This article is part of the supplement: Proceedings of the BioNLP 08 ACL Workshop: Themes in biomedical language processing
Distinguishing the species of biomedical named entities for term identification
1 National Centre for Text Mining, University of Manchester, 131 Princess Street, Manchester, M1 7DN, UK
2 School of Informatics, University of Edinburgh, Informatics Forum, 10 Crichton Street, Edinburgh, EH8 9AB, UK
3 The work described in this paper was carried out at School of Informatics, University of Edinburgh, UK
BMC Bioinformatics 2008, 9(Suppl 11):S6 doi:10.1186/1471-2105-9-S11-S6Published: 19 November 2008
Term identification is the task of grounding ambiguous mentions of biomedical named entities in text to unique database identifiers. Previous work on term identification has focused on studying species-specific documents. However, full-length articles often describe entities across a number of species, in which case resolving the ambiguity of model organisms in entities is critical to achieving accurate term identification.

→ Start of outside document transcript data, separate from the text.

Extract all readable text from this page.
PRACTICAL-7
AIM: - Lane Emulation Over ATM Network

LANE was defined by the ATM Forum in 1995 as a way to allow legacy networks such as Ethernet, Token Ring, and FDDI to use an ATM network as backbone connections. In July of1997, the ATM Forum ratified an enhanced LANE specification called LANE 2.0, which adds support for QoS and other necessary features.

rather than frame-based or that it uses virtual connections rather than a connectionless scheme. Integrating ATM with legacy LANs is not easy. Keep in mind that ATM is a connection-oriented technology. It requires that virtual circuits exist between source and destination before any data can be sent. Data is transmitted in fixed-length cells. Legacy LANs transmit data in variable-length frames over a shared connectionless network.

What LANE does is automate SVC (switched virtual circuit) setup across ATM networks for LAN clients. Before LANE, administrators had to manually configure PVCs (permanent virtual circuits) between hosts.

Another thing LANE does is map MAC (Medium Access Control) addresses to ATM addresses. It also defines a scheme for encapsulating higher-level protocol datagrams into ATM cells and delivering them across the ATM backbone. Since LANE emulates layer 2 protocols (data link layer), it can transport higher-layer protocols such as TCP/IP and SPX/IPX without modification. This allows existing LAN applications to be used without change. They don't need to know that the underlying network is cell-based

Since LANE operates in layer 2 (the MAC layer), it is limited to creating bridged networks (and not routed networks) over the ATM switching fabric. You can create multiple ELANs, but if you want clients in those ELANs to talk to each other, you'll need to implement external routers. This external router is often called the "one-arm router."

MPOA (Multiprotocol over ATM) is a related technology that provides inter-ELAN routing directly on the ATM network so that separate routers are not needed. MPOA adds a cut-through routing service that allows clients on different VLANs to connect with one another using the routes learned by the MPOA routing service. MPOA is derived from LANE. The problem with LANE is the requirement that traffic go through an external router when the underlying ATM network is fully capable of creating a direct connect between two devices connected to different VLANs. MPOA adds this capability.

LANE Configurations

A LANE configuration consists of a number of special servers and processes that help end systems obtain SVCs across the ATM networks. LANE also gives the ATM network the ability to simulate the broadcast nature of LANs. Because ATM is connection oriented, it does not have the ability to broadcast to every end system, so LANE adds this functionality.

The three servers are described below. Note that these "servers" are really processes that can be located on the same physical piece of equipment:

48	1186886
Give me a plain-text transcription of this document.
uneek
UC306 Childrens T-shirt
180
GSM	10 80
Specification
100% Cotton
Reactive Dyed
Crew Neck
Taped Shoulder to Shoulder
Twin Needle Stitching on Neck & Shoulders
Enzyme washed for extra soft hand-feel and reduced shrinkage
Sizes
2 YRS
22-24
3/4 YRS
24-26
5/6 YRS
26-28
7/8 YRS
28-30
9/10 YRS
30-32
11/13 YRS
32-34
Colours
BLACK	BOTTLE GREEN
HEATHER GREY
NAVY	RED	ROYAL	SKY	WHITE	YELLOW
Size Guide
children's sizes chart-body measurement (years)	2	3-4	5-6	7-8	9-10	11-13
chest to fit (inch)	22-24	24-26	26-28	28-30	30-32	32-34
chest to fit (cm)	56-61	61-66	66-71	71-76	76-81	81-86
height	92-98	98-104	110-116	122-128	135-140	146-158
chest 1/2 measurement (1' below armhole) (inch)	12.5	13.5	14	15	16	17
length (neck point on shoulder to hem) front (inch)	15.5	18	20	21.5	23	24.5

We developed and compared a number of rule-based and machine-learning based approaches to resolving species ambiguity in mentions of biomedical named entities, and demonstrated that a hybrid method achieved the best overall accuracy at 71.7%, as tested on the gold-standard ITI-TXM corpora. By utilising the species information predicted by the hybrid tagger, our rule-based term identification system was improved significantly by up to 11.6%.
This paper shows that, in the context of identifying terms involving multiple model organisms, integration of an accurate species disambiguation system can significantly improve the performance of term identification systems.